Ennius must be considered as the father of Roman epic poetry; and the eminent services which he performed for the literature of Rome were fully appreciated by ancient writers. Throughout his works there ran a strain of noble and passionate feeling. The language, though sometimes rough and unpolished, was full of power, and even of sublimity. The structure of the verse was more regular, from the introduction of hexameters, than that in which his predecessors had sung. The principal work, from which we have numerous fragments, was the Annales, an epic poem in eighteen books, in which Ennius sang the history of Rome, from its foundation till his own times. In another work, written in catalectic tetrameter, he celebrated the deeds of the elder Scipio. Besides, he had composed satires and other minor poems, which seem, however, to have been rather translations from the Greek writers: Edesphogetica, or Phageticia, in hexameters, a gastronomic poem after the Greek of Archestratus; several epigrams; Epicharmus, a didactic poem on the nature of things, in trochees and hexameters, from the Greek of Epicharmus; Protepticus, of a moral nature; Praeptula, perhaps the same as the preceding; Asotus, or Solitudinis; also a Latin prose translation of the well-known Greek work of Euhemerus on the Gods; and perhaps in prose, a work on the Rape of the Sabines. His tragedies seem to have been generally composed in imitation of the Greek dramatic writers, Aeschylus, Sophocles, Euripides, and others. Those whose titles have been preserved to us are the following: Medea, Iphigenia (after Euripides), Achilles, Ajax (after Sophocles); Telamon, Hector's Lustra; Alexander, Andromache, Hecuba, Eu- menides (after Aeschylus); Dulorestes, Erichtho, Cresphon, Athanas, Andromeda, Telephas, Thesyes, Phoenix, Melanippe, Alcmena, Cressa, Alcestis, Nemea, Ilione or Polydorus, and Antiope.

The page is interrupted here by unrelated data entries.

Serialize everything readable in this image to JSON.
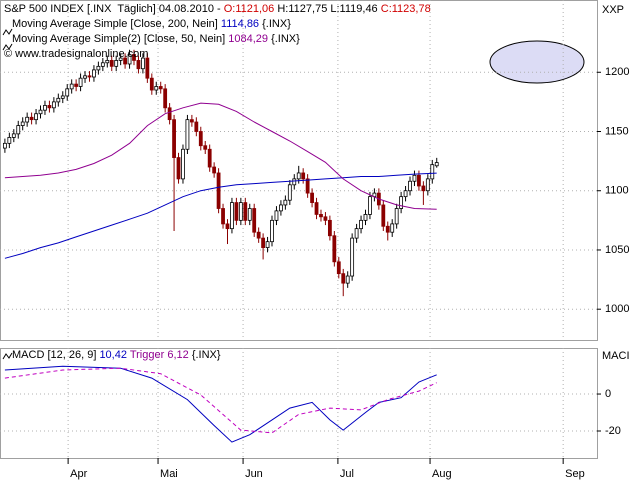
{
  "chart_data": [
    {
      "type": "candlestick",
      "title": "S&P 500 INDEX [.INX  Täglich] 04.08.2010 -",
      "ohlc_labels": [
        "O:1121,06",
        "H:1127,75",
        "L:1119,46",
        "C:1123,78"
      ],
      "source_text": "© www.tradesignalonline.com",
      "axis_label": "XXP",
      "xlim": [
        -1.1,
        133
      ],
      "ylim": [
        974,
        1261
      ],
      "yticks": [
        1000,
        1050,
        1100,
        1150,
        1200
      ],
      "grid": true,
      "up_color": "#ffffff",
      "down_color": "#8b0000",
      "outline_color": "#000000",
      "candles": [
        [
          1136,
          1144,
          1132,
          1140
        ],
        [
          1140,
          1149,
          1136,
          1145
        ],
        [
          1145,
          1152,
          1141,
          1148
        ],
        [
          1148,
          1159,
          1144,
          1155
        ],
        [
          1155,
          1162,
          1151,
          1158
        ],
        [
          1158,
          1166,
          1154,
          1162
        ],
        [
          1162,
          1166,
          1156,
          1160
        ],
        [
          1160,
          1169,
          1156,
          1165
        ],
        [
          1165,
          1172,
          1161,
          1168
        ],
        [
          1168,
          1176,
          1164,
          1172
        ],
        [
          1172,
          1176,
          1166,
          1170
        ],
        [
          1170,
          1179,
          1166,
          1175
        ],
        [
          1175,
          1182,
          1171,
          1178
        ],
        [
          1178,
          1184,
          1174,
          1180
        ],
        [
          1180,
          1190,
          1176,
          1186
        ],
        [
          1186,
          1194,
          1182,
          1190
        ],
        [
          1190,
          1194,
          1184,
          1188
        ],
        [
          1188,
          1199,
          1184,
          1195
        ],
        [
          1195,
          1201,
          1191,
          1197
        ],
        [
          1197,
          1201,
          1192,
          1196
        ],
        [
          1196,
          1206,
          1192,
          1202
        ],
        [
          1202,
          1209,
          1198,
          1205
        ],
        [
          1205,
          1212,
          1201,
          1208
        ],
        [
          1208,
          1214,
          1204,
          1210
        ],
        [
          1210,
          1214,
          1201,
          1205
        ],
        [
          1205,
          1214,
          1201,
          1210
        ],
        [
          1210,
          1216,
          1206,
          1212
        ],
        [
          1212,
          1216,
          1203,
          1207
        ],
        [
          1207,
          1219,
          1203,
          1215
        ],
        [
          1215,
          1219,
          1206,
          1210
        ],
        [
          1210,
          1214,
          1199,
          1203
        ],
        [
          1203,
          1216,
          1199,
          1212
        ],
        [
          1212,
          1216,
          1191,
          1195
        ],
        [
          1195,
          1199,
          1181,
          1185
        ],
        [
          1185,
          1192,
          1181,
          1188
        ],
        [
          1188,
          1192,
          1182,
          1186
        ],
        [
          1186,
          1190,
          1166,
          1170
        ],
        [
          1170,
          1174,
          1156,
          1160
        ],
        [
          1160,
          1164,
          1066,
          1128
        ],
        [
          1128,
          1132,
          1106,
          1110
        ],
        [
          1110,
          1139,
          1106,
          1135
        ],
        [
          1135,
          1164,
          1131,
          1160
        ],
        [
          1160,
          1164,
          1154,
          1158
        ],
        [
          1158,
          1162,
          1146,
          1150
        ],
        [
          1150,
          1154,
          1134,
          1138
        ],
        [
          1138,
          1142,
          1131,
          1135
        ],
        [
          1135,
          1139,
          1116,
          1120
        ],
        [
          1120,
          1124,
          1111,
          1115
        ],
        [
          1115,
          1119,
          1081,
          1085
        ],
        [
          1085,
          1089,
          1068,
          1072
        ],
        [
          1072,
          1076,
          1055,
          1068
        ],
        [
          1068,
          1094,
          1064,
          1090
        ],
        [
          1090,
          1094,
          1071,
          1075
        ],
        [
          1075,
          1094,
          1071,
          1090
        ],
        [
          1090,
          1094,
          1071,
          1075
        ],
        [
          1075,
          1089,
          1071,
          1085
        ],
        [
          1085,
          1089,
          1061,
          1065
        ],
        [
          1065,
          1069,
          1056,
          1060
        ],
        [
          1060,
          1064,
          1042,
          1052
        ],
        [
          1052,
          1061,
          1048,
          1057
        ],
        [
          1057,
          1079,
          1053,
          1075
        ],
        [
          1075,
          1087,
          1071,
          1083
        ],
        [
          1083,
          1092,
          1079,
          1088
        ],
        [
          1088,
          1096,
          1084,
          1092
        ],
        [
          1092,
          1109,
          1088,
          1105
        ],
        [
          1105,
          1114,
          1101,
          1110
        ],
        [
          1110,
          1121,
          1106,
          1115
        ],
        [
          1115,
          1119,
          1106,
          1110
        ],
        [
          1110,
          1114,
          1094,
          1098
        ],
        [
          1098,
          1102,
          1086,
          1090
        ],
        [
          1090,
          1094,
          1076,
          1080
        ],
        [
          1080,
          1084,
          1074,
          1078
        ],
        [
          1078,
          1082,
          1071,
          1075
        ],
        [
          1075,
          1079,
          1058,
          1062
        ],
        [
          1062,
          1066,
          1036,
          1040
        ],
        [
          1040,
          1044,
          1026,
          1030
        ],
        [
          1030,
          1034,
          1011,
          1022
        ],
        [
          1022,
          1032,
          1018,
          1028
        ],
        [
          1028,
          1064,
          1024,
          1060
        ],
        [
          1060,
          1072,
          1056,
          1068
        ],
        [
          1068,
          1079,
          1064,
          1075
        ],
        [
          1075,
          1084,
          1071,
          1080
        ],
        [
          1080,
          1099,
          1076,
          1095
        ],
        [
          1095,
          1102,
          1091,
          1098
        ],
        [
          1098,
          1102,
          1084,
          1088
        ],
        [
          1088,
          1092,
          1066,
          1070
        ],
        [
          1070,
          1074,
          1058,
          1065
        ],
        [
          1065,
          1076,
          1061,
          1072
        ],
        [
          1072,
          1089,
          1068,
          1085
        ],
        [
          1085,
          1099,
          1081,
          1095
        ],
        [
          1095,
          1104,
          1091,
          1100
        ],
        [
          1100,
          1112,
          1096,
          1108
        ],
        [
          1108,
          1117,
          1104,
          1113
        ],
        [
          1113,
          1117,
          1100,
          1104
        ],
        [
          1104,
          1108,
          1088,
          1100
        ],
        [
          1100,
          1114,
          1096,
          1110
        ],
        [
          1110,
          1126,
          1106,
          1122
        ],
        [
          1121.06,
          1127.75,
          1119.46,
          1123.78
        ]
      ],
      "series": [
        {
          "name": "Moving Average Simple [Close, 200, Nein]",
          "value_label": "1114,86",
          "source": "{.INX}",
          "color": "#0000c0",
          "x": [
            0,
            4,
            8,
            12,
            16,
            20,
            24,
            28,
            32,
            36,
            40,
            44,
            48,
            52,
            56,
            60,
            64,
            68,
            72,
            76,
            80,
            84,
            88,
            92,
            97
          ],
          "values": [
            1043,
            1047,
            1052,
            1056,
            1061,
            1066,
            1071,
            1076,
            1081,
            1088,
            1095,
            1100,
            1103,
            1105,
            1106,
            1107,
            1108,
            1109,
            1110,
            1111,
            1112,
            1112,
            1113,
            1114,
            1114.86
          ]
        },
        {
          "name": "Moving Average Simple(2) [Close, 50, Nein]",
          "value_label": "1084,29",
          "source": "{.INX}",
          "color": "#900090",
          "x": [
            0,
            4,
            8,
            12,
            16,
            20,
            24,
            28,
            32,
            36,
            40,
            44,
            48,
            52,
            56,
            60,
            64,
            68,
            72,
            76,
            80,
            84,
            88,
            92,
            97
          ],
          "values": [
            1111,
            1112,
            1113,
            1115,
            1118,
            1123,
            1130,
            1140,
            1155,
            1165,
            1170,
            1174,
            1173,
            1167,
            1158,
            1150,
            1142,
            1133,
            1124,
            1110,
            1100,
            1093,
            1088,
            1085,
            1084.29
          ]
        }
      ]
    },
    {
      "type": "line",
      "axis_label": "MACI",
      "source": "{.INX}",
      "xlim": [
        -1.1,
        133
      ],
      "ylim": [
        -34.6,
        24.9
      ],
      "yticks": [
        0,
        -20
      ],
      "grid": true,
      "xticks": [
        {
          "value": 14.2,
          "label": "Apr"
        },
        {
          "value": 34.4,
          "label": "Mai"
        },
        {
          "value": 53.5,
          "label": "Jun"
        },
        {
          "value": 74.8,
          "label": "Jul"
        },
        {
          "value": 95.5,
          "label": "Aug"
        },
        {
          "value": 125.4,
          "label": "Sep"
        }
      ],
      "series": [
        {
          "name": "MACD [12, 26, 9]",
          "value_label": "10,42",
          "color": "#0000c0",
          "dashed": false,
          "x": [
            0,
            13,
            26,
            33,
            41,
            47,
            51,
            55,
            60,
            64,
            69,
            73,
            76,
            81,
            84,
            89,
            93,
            97
          ],
          "values": [
            13,
            15,
            14,
            8.6,
            -3,
            -17,
            -26,
            -22,
            -14,
            -7.6,
            -4.5,
            -14,
            -19.5,
            -10,
            -4.5,
            -2,
            6.5,
            10.42
          ]
        },
        {
          "name": "Trigger",
          "value_label": "6,12",
          "color": "#c000c0",
          "dashed": true,
          "x": [
            0,
            13,
            26,
            35,
            44,
            53,
            60,
            66,
            73,
            80,
            86,
            93,
            97
          ],
          "values": [
            8.6,
            13,
            14,
            11,
            -0.5,
            -19.5,
            -21,
            -11,
            -7.6,
            -8.6,
            -3,
            1.6,
            6.12
          ]
        }
      ]
    }
  ]
}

The titles and fragments of several of his comedies have also been preserved, which, like his tragedies, are copied from the Greek dramatic writers of the new comedy. They are, Amphitruo, Ambracia, Panarettae.

The fragments of Ennius were published by Columba (at Naples, 1590); and again in the Corpus Poetarum by Hesselius (At, Amsterdam, 1707). The fragments of the Anabasis were collected and published by P. Merula (Lugdum Bat., 1595), and by Spangenberg (Leipzig, 1825). The tragedy of Medea was published in part, with a selection of other fragments, and a learned commentary, by H. M. Fluck (Hanover, 1867; 4to).

For a detailed account of the life and character of Ennius, the reader may consult W. Fr. Kreidmuller Oratio de Q. Ennio, Jenae, 1754; Krause, Vitae et Fragmenta veterum Historicorum Romanorum, Berlin, 1833, two volumes; Fabricii Bibliotheca Latina (vol. p. 664), Hamburg, 1721; also Geschichte der Römischen Literatur von Bahr, Carlsruhe, 1832.